I was curious to know more how the board selected specific topics to feature in the magazine. It was also interesting to note that the focus of CPPR is solely domestic policies, despite the fact the school has such a diverse and international crowd. Erin shared her view on the matter and I realized how CPPR was different from similar initiatives at SIPA. She said, “We are not exclusionary. The policy areas chosen are very broad and have an impact on a wide range of people, both international and domestic. Besides going to school here, we also live in New York, which in itself is a very international city and it is important for us to know about the domestic policy-making process. Given the fact that other similar platforms, like the Journal of International Affairs, focus more on international policy, and that the majority of SIPA students are international, CPPR is a unique platform to talk about domestic policies.” The content of the magazine, ranging from Obama’s racial legacy to an aging LGBT population in New York City, attest to the truth in that statement.
CPPR has partnered with student organizations to host policy dialogues.

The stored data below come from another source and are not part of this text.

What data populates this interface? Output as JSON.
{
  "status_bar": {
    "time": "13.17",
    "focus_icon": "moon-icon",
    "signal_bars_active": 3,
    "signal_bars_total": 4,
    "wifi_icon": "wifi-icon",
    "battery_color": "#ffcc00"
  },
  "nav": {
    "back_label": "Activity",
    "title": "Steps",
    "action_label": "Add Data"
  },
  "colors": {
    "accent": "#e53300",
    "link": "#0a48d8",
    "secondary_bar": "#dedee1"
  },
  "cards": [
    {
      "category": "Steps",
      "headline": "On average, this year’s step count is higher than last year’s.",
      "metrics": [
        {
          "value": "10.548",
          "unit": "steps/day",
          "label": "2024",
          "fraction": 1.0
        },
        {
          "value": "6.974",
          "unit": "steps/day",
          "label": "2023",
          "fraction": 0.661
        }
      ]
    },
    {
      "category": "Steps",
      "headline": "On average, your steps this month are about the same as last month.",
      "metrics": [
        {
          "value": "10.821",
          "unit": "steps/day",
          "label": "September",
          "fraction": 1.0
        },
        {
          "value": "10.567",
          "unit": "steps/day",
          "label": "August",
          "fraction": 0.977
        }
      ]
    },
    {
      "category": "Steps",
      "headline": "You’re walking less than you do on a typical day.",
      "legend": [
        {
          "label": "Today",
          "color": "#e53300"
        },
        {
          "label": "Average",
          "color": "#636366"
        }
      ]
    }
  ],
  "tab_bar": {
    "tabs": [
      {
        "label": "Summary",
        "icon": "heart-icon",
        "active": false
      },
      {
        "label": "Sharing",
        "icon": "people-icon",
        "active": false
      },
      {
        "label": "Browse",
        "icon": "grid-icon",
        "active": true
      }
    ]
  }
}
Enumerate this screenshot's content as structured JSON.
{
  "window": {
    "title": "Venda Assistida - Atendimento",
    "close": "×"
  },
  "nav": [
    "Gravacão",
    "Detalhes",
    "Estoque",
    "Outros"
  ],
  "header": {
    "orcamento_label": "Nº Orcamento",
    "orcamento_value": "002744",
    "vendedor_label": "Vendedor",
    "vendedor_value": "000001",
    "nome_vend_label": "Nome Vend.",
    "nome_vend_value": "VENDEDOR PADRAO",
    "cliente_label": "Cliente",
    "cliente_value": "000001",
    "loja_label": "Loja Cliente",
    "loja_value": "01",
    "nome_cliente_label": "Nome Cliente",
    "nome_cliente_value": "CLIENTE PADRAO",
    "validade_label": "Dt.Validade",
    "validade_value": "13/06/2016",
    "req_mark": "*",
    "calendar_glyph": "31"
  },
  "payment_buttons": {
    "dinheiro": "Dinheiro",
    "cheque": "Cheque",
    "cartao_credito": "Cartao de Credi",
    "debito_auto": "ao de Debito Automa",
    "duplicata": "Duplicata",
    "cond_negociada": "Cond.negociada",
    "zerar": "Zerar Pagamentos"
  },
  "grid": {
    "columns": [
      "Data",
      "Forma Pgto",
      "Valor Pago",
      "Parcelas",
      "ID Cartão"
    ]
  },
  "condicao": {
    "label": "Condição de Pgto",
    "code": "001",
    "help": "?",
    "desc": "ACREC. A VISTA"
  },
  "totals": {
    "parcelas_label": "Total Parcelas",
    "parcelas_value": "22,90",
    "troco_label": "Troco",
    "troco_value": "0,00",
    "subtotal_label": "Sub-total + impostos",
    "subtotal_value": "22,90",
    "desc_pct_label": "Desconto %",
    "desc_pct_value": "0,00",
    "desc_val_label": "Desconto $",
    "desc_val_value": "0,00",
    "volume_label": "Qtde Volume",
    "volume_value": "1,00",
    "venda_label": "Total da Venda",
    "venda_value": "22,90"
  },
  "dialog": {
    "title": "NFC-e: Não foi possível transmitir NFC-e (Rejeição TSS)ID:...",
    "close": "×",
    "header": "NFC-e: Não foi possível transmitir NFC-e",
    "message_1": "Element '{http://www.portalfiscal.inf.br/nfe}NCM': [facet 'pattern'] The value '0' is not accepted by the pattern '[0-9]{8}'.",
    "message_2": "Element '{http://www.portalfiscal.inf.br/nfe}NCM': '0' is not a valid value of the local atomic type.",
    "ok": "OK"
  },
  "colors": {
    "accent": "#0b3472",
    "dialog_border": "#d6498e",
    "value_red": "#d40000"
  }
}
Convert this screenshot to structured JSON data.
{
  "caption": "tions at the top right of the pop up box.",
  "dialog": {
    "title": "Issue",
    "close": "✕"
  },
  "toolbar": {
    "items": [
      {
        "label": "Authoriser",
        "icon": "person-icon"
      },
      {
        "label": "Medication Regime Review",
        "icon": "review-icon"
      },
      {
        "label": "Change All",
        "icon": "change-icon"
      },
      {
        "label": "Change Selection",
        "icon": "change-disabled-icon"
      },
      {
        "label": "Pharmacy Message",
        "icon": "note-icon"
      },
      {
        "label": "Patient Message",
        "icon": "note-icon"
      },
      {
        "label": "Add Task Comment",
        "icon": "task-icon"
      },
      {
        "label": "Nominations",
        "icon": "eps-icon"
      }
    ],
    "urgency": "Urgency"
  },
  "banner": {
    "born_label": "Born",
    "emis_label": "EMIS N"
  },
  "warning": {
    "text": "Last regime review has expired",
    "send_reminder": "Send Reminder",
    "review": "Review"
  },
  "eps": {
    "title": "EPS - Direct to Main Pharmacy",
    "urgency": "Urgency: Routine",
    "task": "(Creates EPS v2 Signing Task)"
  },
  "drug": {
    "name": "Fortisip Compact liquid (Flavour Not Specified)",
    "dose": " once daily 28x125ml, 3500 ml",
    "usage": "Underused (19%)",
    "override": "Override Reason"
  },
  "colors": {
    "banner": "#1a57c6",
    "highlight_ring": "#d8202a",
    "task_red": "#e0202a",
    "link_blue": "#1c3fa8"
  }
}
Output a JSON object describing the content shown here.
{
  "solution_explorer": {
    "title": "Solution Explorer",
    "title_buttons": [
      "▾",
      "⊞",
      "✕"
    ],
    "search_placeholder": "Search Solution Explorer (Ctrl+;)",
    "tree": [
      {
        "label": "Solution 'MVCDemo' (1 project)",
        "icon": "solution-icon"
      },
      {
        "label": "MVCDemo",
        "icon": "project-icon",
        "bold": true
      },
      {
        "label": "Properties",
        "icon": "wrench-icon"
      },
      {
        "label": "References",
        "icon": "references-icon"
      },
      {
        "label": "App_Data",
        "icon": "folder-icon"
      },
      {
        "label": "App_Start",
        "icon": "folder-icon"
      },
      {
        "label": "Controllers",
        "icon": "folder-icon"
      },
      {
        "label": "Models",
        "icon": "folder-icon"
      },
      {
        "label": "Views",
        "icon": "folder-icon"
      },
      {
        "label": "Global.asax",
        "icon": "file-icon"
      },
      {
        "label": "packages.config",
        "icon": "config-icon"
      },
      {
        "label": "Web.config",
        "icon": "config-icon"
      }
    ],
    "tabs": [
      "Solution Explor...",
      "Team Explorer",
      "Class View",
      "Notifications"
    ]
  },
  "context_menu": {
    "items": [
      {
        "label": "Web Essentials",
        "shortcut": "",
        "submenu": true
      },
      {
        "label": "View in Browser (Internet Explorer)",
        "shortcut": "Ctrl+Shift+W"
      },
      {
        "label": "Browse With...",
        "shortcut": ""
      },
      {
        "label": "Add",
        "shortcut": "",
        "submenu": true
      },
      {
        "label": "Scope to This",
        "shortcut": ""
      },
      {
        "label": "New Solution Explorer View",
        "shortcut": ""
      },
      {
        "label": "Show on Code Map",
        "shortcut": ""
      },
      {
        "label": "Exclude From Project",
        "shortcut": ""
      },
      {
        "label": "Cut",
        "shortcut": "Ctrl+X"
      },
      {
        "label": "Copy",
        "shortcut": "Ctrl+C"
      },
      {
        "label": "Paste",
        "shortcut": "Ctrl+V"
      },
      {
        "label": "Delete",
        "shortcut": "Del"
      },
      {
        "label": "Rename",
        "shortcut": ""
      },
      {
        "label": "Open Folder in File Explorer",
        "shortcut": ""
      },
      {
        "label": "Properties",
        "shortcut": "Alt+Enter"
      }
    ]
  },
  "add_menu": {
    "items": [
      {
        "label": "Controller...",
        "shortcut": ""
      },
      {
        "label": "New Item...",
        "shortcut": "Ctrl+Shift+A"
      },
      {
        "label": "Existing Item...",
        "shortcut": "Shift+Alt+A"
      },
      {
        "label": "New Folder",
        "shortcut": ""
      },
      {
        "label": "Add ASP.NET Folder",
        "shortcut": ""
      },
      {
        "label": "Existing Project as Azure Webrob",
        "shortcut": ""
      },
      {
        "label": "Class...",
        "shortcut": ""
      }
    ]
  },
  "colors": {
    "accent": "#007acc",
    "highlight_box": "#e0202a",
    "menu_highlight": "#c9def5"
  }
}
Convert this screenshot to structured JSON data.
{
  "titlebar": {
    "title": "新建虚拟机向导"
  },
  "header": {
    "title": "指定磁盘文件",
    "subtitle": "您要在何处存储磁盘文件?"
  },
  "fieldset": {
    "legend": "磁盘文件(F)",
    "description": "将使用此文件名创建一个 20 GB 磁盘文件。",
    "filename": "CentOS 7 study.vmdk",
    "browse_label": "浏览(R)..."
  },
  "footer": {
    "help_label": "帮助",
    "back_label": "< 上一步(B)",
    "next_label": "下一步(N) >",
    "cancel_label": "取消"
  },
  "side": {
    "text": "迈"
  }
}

Erin excitedly highlighted one event from last year where CPPR collaborated with Women in Leadership (WIL) to host “Women Shaping New York’s Policy and Politics.” The event focused on the crucially important topic of female participation in grassroots politics and housed a panel of women serving in a leadership role in the city’s government.
The magazine has a new board that has already assumed responsibilities, and Erin hopes that they will publish twice every year. Talking about challenges Erin mentioned, “One of the major hurdles faced by the previous board was financing the publication cost. SIPA Student Association (SIPASA) allocated funds for hosting the events, while we had to fundraise to finance the publication of the magazine itself.” She is hopeful that fundraising will go smoothly this semester and in the future. In the meantime, the online platform is open and active for any domestic policy related discussion.